На всякий случай я скосила взгляд вниз, но на ногах Лидии Михайловны были теплые зимние ботинки с меховой оторочкой по верху высокого голенища. Никаких тапочек.
– Скажите, кто такая Лиза? И насколько давно они по вашей воле общаются? – я изо всех сил старалась вести себя спокойно и серьезно, но кажется, производила впечатление лишь насупленного недовольного подростка, все важные темы поднимающего без предисловий и подготовки. Женщина снова усмехнулась. Поставила на землю пухлый пластиковый пакет из продуктового магазина, поправила выбившуюся из-под шапки фиолетовую прядь волос.

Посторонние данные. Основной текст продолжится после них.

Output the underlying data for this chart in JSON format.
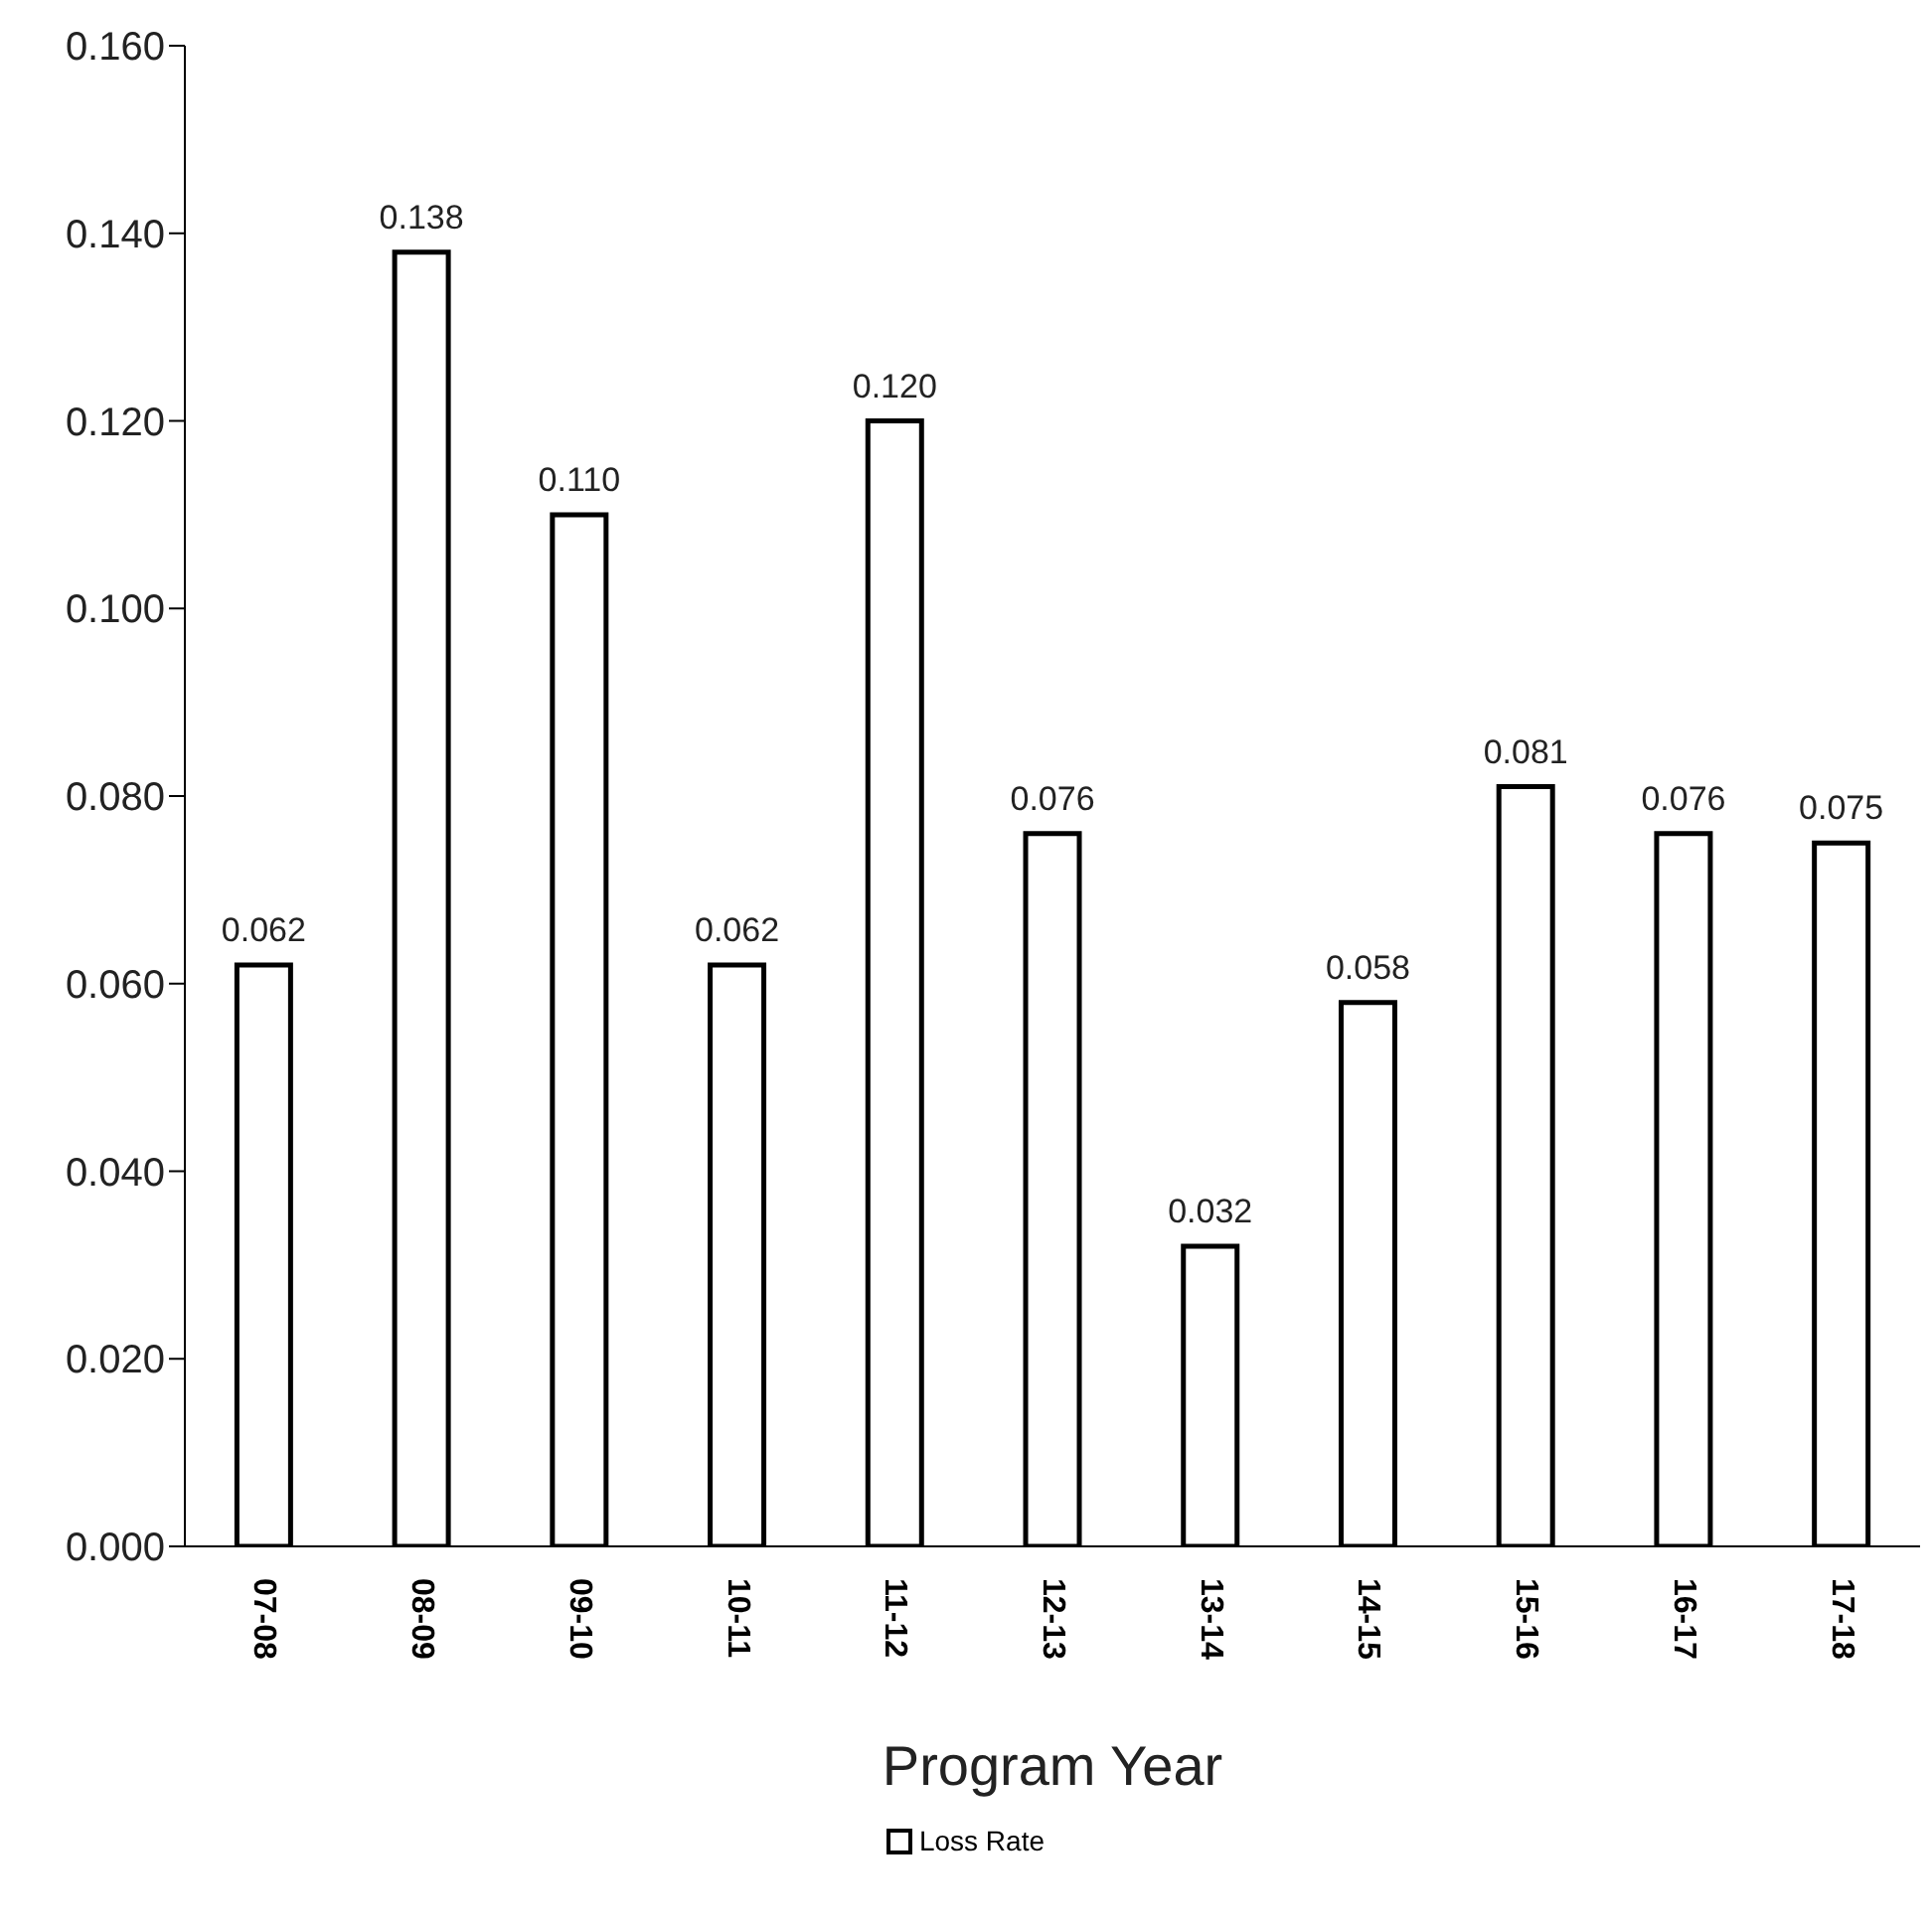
{
  "chart_data": {
    "type": "bar",
    "xlabel": "Program Year",
    "categories": [
      "07-08",
      "08-09",
      "09-10",
      "10-11",
      "11-12",
      "12-13",
      "13-14",
      "14-15",
      "15-16",
      "16-17",
      "17-18"
    ],
    "series": [
      {
        "name": "Loss Rate",
        "color": "#ffffff",
        "values": [
          0.062,
          0.138,
          0.11,
          0.062,
          0.12,
          0.076,
          0.032,
          0.058,
          0.081,
          0.076,
          0.075
        ],
        "value_labels": [
          "0.062",
          "0.138",
          "0.110",
          "0.062",
          "0.120",
          "0.076",
          "0.032",
          "0.058",
          "0.081",
          "0.076",
          "0.075"
        ]
      }
    ],
    "ylim": [
      0,
      0.16
    ],
    "yticks": [
      {
        "value": 0,
        "label": "0.000"
      },
      {
        "value": 0.02,
        "label": "0.020"
      },
      {
        "value": 0.04,
        "label": "0.040"
      },
      {
        "value": 0.06,
        "label": "0.060"
      },
      {
        "value": 0.08,
        "label": "0.080"
      },
      {
        "value": 0.1,
        "label": "0.100"
      },
      {
        "value": 0.12,
        "label": "0.120"
      },
      {
        "value": 0.14,
        "label": "0.140"
      },
      {
        "value": 0.16,
        "label": "0.160"
      }
    ],
    "grid": false,
    "legend": "bottom"
  }
}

– Не с тех вопросов ты начинаешь, девочка.
– А с которых, по-вашему, должна?
– Спроси лучше, почему наш город такой странный. Почему по вечерам ты не видишь людей на улицах? Здесь так тесно: все друг друга знают, знакомы хотя бы шапочно, так скучно, но никто никогда не говорил, что собирается уезжать. Почему же? И почему твоя классная так взбаламутилась сегодня, узнав о твоем маленьком вчерашнем приключении? – Лидия Михайловна сделала выразительную паузу.
– Потому что дура-одноклассница наплела все с три короба! Придумала то, чего не было!
Я замолчала, забыв разом все слова. Знакомая отца недоверчиво, немного скептически даже, повела бровью. Уголок губ дернулся и приподнялся насмешливо. Ее не было там! Не было в холле школы, где разворачивалась поистине шекспировская драма с бдительной учительницей-наседкой – блюстительницей порядка в умах юных дев – и мной… в общем-то, вовсе не собиравшейся ввязываться в приключения. А теперь…
– Откуда вы?
– Ладно, это все глупые домыслы и дешевый прием. Мне следовало рассказать тебе по-другому, – взгляд женщины скользнул по асфальту к ее ногам. – Ты не поможешь мне донести сумку до дома? Сил моих больше нет!
Я растерянно покачнулась на месте, сделала неуверенный шаг вперед, подхватила с земли совершенно обыкновенный, навязчиво пестрый пластиковый пакет.
– Вот и славно. Нам недалеко.
Странно было – второй раз за день возвращаться к собственному дому, предчувствуя: внутри тебя не ждет ничего хорошего, а лишь выволочка за очередной проступок.